The federal Employee Benefits Security Administration has issued a final rule that spells out what employers have to do regarding health insurance continuation notices for departing employees.
The regulation affects all employers who must comply with the Consolidated Omnibus Budget Reconciliation Act of 1986.
In practice, COBRA requires most U.S. employers with at least 20 employees to offer departing health plan members continuation benefits.
Benefits experts have known since COBRA was enacted that employers must advise incoming and outgoing employees about their COBRA rights.

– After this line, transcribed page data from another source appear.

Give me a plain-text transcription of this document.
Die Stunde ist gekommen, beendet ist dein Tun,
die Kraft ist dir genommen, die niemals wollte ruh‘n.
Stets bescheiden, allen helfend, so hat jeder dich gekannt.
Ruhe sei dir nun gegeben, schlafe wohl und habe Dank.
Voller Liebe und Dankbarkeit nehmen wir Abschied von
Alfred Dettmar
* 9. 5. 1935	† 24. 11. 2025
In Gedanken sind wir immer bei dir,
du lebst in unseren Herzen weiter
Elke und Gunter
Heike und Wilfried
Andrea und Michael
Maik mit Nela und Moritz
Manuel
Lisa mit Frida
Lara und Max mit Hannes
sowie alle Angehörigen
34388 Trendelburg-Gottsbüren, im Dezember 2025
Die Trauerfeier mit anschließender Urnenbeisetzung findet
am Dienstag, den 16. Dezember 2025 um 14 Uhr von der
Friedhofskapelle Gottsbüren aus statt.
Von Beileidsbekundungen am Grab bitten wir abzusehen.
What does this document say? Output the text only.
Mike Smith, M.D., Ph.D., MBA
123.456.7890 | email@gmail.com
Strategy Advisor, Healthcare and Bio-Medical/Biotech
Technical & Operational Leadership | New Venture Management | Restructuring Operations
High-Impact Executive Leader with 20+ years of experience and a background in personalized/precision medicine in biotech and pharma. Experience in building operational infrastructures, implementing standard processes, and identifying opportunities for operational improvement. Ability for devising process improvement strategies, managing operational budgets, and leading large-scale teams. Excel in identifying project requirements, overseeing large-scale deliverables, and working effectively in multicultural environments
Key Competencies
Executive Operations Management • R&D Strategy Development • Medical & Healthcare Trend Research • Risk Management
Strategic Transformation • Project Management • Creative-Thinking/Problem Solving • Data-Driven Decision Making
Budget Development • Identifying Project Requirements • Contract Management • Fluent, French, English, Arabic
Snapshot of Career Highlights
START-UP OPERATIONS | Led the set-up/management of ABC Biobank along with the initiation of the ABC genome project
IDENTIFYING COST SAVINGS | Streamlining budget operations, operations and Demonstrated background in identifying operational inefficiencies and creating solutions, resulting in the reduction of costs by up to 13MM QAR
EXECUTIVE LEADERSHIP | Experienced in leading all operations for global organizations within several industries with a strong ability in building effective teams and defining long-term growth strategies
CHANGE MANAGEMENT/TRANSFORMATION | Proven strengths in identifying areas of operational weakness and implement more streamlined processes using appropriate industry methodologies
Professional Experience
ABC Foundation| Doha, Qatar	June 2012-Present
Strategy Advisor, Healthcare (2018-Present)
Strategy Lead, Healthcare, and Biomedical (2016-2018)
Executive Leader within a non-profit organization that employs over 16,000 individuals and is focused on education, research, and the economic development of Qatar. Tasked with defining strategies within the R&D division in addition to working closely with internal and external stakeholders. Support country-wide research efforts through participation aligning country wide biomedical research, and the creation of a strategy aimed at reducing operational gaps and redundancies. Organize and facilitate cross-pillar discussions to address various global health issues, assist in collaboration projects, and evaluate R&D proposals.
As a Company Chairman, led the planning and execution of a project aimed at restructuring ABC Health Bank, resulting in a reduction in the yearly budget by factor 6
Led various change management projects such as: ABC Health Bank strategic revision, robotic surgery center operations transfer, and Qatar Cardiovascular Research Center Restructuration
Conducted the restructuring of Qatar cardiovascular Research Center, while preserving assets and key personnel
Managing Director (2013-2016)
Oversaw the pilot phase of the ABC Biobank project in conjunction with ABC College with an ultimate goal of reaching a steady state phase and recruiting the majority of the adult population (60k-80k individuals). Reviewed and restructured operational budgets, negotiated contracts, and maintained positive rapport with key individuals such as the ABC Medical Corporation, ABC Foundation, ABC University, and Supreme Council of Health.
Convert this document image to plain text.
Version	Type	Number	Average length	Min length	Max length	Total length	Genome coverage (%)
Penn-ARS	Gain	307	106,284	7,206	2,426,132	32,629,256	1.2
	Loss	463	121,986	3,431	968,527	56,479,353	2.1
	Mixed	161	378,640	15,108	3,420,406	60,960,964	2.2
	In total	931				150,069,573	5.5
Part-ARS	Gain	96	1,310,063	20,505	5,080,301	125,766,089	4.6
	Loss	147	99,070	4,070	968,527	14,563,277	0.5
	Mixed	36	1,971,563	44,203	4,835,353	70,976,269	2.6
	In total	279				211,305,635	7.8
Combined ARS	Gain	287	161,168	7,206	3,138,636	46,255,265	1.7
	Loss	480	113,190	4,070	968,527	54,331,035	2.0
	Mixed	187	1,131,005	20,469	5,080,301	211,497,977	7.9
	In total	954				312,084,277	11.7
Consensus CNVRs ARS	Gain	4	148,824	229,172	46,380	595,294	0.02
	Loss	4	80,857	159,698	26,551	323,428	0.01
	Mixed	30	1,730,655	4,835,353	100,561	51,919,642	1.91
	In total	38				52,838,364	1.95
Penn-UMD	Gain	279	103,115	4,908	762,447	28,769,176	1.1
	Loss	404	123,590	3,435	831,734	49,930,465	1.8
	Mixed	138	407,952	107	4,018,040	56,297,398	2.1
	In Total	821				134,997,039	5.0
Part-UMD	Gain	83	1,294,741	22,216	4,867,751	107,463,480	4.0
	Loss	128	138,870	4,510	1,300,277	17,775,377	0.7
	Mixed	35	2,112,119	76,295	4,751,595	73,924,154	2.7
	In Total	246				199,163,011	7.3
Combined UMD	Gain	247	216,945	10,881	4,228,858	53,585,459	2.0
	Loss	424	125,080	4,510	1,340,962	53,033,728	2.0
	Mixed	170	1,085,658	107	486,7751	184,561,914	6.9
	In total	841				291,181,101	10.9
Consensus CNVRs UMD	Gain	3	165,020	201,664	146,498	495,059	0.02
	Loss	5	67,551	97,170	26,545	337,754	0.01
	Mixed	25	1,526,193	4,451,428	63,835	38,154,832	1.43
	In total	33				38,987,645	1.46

But the new regulation gives the first official, clear-cut COBRA notice requirements, according to Jason Froggatt, a partner at Davis Wright Tremaine L.L.P., Seattle.
The new guidelines are certainly really helpful to employers, Froggatt says.
The final rule includes examples of the notices that plan administrators must give new health plan members and departing plan members who might be eligible for COBRA.
EBSA also has spelled out requirements for a notice for departing plan members who are ineligible for continuation coverage and a notice for employers who will be ending former plan members continuation benefits early.
Benefits advisors should tell employers about the importance of complying with the new COBRA notice requirements because violating COBRA notice rules can lead to serious legal and financial problems, experts say.
The government can make employers who violate COBRA coverage continuation rules pay as much as $200 in tax penalties per affected family per day.
When health plan sponsors fail to issue adequate COBRA notices, former plan members can sue to make the sponsors pay their medical bills, according to the COBRA statute.
EBSAs final COBRA notice rule is a revision of a proposed regulation that EBSA published in May 2003.